Guillaume COT : Dom Juan : le crédit d'une œuvre
Dom Juan peut se lire comme une variation autour de la notion de crédit, en tant que création juridique et économique de valeur. La pièce met en scène des situations dans lesquelles un crédit est accordé, refusé ou dû à Dom Juan ou à d'autres personnages. Ce crédit peut être monétaire (comme dans le cas de Monsieur Dimanche), social (les frères d'Elvire), ou religieux (le Commandeur). Le crédit, la créance et la croyance fonctionnent dans l'œuvre selon une seule et même dynamique, et s'insinuent dans les moindres interactions. Nous proposons ainsi de nous saisir du phénomène du crédit, en tant que création de valeur par la croyance, comme grille de lecture dramaturgique, afin de dégager un discours porté par la pièce tant sur le crédit lui-même que sur le théâtre. Nous chercherons à déceler ce qui, dans Dom Juan, crée le théâtre par et autour du crédit.

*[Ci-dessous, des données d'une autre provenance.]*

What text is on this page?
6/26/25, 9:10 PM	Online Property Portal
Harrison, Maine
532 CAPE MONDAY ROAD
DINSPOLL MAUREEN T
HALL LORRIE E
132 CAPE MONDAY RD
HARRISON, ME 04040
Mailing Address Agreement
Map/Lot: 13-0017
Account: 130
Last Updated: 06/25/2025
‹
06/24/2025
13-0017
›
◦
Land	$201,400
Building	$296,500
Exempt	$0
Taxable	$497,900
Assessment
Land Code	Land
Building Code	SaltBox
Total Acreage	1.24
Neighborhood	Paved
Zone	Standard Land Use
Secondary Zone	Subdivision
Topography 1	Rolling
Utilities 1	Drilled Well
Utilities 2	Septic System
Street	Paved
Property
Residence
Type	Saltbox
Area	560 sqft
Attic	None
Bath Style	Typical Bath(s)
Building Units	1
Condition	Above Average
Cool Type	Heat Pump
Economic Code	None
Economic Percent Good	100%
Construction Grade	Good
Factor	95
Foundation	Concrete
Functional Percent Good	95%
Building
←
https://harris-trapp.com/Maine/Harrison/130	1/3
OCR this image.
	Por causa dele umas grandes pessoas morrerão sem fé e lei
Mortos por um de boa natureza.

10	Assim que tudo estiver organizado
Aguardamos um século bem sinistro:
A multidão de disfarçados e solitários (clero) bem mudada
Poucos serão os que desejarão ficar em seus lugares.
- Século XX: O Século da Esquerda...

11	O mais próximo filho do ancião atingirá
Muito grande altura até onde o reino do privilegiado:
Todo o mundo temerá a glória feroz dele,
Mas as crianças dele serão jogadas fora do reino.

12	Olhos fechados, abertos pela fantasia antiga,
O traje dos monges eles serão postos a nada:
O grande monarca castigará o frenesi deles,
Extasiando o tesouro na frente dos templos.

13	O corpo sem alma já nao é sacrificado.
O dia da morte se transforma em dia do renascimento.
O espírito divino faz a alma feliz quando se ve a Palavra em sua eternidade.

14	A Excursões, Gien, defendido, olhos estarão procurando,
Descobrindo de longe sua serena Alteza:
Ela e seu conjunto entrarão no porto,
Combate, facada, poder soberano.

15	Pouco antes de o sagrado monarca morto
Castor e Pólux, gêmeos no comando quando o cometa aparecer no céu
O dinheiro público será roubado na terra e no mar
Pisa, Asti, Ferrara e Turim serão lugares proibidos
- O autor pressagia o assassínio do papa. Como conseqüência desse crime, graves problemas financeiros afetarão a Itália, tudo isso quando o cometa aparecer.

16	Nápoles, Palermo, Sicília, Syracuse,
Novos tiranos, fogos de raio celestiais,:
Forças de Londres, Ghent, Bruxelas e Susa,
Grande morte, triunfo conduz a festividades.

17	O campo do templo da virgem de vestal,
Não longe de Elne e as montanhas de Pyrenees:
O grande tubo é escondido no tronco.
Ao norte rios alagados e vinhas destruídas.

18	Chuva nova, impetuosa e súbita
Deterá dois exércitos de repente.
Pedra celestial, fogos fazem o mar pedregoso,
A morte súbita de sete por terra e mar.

Guillaume Cot est titulaire d'un master en études théâtrales de l'École normale supérieure ainsi que d'un master en droit public de l'université de la Sorbonne. Il est actuellement doctorant à l'université Paris 8 Vincennes-Saint-Denis, où il rédige une thèse sous la direction de Martial Poirson. Sa thèse est intitulée : "La Scène et la Loi. Les dramaturgies du droit pendant la Révolution française, 1789-1794". Il est également attaché temporaire d'enseignement et de recherche à l'université de Lille.

Ludovic DESMEDT : L'argent dans le neuvième art : les échanges monétaires vus par l'école franco-belge [intervention établie avec Jérôme BLANC]
Les échanges monétaires apparaissent de manière plus ou moins réaliste dans de nombreuses bandes dessinées : le but de cette communication consiste à délimiter le(s) rôle(s) de l'argent lorsqu'il est représenté dans les "grandes" séries franco-belges. Nous nous appuierons sur certains titres issus des séries Tintin, Astérix et Obélix, Lucky Luke, Les Schtroumpfs, Tif et Tondu, Gaston Lagaffe, Achille Talon ou Rahan pour repérer plusieurs thèmes : les effets sociaux de l'apparition de la monnaie, ses usages au sein de certaines communautés, la confrontation de systèmes monétaires différents, la corruption via la monnaie…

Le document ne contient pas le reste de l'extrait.